What is it?
The following PHP script measures your site’s bots/crawlers to Google analytics 4.
Why do you want this?
- Finding out how indexing works for Google, Bing, etc.
- Analytics on how fast or if new content is indexed at all.
- Finding out what AI bots are crawling.
- Seeing if you have crawler traps on your site > relative URLs that are looping.
- Detect some small attempts by bots to attack your site.
- Verify that the rules from robots_txt are working.
- You might find that your hosting is blocking some bots.
- Advanced. You can export this data to Google big query and then calculate how fast you are indexing different parts of the page and how often they are updated by search engines.
Who is this script for?
Currently it’s for people who know at least a little bit of PHP and have a website built on PHP.

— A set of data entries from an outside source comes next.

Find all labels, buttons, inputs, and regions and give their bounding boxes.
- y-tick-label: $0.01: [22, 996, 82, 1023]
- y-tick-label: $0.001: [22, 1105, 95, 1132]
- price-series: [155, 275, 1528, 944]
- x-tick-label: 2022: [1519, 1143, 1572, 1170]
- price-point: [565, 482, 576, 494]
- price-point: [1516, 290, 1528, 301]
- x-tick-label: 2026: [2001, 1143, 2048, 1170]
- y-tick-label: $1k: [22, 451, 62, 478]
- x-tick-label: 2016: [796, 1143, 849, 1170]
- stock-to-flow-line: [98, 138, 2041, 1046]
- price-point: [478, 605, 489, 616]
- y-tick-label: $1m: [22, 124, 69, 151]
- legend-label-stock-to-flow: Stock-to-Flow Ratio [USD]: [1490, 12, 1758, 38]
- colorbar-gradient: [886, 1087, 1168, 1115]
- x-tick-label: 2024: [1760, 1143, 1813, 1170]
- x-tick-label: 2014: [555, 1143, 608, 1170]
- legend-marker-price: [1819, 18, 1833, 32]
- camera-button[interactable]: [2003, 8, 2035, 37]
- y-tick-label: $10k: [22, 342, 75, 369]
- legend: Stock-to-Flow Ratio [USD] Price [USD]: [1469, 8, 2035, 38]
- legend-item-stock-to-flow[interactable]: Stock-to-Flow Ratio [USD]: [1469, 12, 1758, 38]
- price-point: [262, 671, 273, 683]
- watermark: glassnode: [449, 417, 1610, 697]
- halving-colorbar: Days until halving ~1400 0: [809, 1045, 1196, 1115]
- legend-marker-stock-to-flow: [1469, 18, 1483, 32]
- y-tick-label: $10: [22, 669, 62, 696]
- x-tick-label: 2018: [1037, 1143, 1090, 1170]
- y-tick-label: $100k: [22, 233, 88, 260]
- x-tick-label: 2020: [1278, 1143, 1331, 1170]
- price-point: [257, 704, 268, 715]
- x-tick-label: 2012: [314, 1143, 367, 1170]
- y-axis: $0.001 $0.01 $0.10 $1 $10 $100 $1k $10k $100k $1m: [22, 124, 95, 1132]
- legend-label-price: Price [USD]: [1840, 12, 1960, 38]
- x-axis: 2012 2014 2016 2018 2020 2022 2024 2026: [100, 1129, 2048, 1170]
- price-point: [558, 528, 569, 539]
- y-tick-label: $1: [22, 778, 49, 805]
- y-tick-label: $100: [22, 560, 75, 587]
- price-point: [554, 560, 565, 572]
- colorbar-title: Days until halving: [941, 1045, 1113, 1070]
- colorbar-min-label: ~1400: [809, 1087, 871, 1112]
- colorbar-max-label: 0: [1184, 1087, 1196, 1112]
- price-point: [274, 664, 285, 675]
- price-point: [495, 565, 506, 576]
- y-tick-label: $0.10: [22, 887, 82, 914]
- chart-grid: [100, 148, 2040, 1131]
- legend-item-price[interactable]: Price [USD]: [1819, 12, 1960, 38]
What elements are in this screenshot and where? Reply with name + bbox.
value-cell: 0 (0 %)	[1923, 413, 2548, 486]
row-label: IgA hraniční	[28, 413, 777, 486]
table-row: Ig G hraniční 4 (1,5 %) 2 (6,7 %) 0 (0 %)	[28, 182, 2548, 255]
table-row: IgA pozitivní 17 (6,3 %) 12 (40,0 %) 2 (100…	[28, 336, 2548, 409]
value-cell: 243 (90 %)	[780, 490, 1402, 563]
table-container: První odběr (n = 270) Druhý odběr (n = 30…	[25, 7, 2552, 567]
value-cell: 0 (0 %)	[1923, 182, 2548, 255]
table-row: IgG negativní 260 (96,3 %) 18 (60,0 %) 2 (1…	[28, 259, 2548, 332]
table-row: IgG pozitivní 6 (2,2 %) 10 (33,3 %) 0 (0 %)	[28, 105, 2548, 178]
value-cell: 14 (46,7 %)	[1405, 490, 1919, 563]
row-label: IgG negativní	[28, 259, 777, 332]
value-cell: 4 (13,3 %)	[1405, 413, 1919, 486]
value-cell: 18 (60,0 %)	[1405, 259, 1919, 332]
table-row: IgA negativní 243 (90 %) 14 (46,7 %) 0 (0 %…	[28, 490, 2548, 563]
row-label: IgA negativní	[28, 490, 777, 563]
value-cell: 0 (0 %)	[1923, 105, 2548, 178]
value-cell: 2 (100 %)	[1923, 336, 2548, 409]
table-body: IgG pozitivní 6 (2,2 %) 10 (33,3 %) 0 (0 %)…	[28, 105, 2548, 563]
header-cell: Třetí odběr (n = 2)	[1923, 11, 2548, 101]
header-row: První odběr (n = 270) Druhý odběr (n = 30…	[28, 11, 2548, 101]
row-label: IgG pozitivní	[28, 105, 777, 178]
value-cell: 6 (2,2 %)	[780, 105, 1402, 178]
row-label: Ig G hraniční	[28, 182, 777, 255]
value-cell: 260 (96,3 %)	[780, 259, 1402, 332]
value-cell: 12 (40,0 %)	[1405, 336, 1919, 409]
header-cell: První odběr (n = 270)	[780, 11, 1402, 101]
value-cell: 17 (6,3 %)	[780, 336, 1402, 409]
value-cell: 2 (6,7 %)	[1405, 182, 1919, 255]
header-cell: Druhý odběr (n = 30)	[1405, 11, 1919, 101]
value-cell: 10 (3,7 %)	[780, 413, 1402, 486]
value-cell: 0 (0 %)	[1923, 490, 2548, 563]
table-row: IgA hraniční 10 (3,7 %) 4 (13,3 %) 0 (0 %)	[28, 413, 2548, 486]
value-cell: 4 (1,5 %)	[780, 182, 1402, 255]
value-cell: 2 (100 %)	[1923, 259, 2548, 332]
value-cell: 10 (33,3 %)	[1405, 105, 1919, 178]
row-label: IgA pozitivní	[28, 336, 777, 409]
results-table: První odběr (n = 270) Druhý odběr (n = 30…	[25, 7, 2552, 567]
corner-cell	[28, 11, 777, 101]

What if I don’t fall into this group?
You can program a similar thing in your language, it’s really not hard. ChatGPT and other AIs can certainly help you with that.
How does it actually work?
In principle, the code consists of only a few parts:
- A table of possible user-agent robots.
- A condition if it is a bot.
- Build an anonymized hit for GA4.
- Sending the hit to GA4.
What does the output look like?
It will look like you make it. 🙂
For inspiration, I made a menu like this. You have to set everything yourself, so there is no limit to creativity here.
You can use the following bonus dimensions for building:
For explanation there is user_agent2 and it is there because some user-agents are longer than 100 characters (limit free ga4), so I send them in multiple variables.
Example installation on wordpress
This is at your own risk!!!!!
Paste the code into functions.php
In wordpress > admin > appearance > template editor > functions.php and paste the content from my github at the end of the file there.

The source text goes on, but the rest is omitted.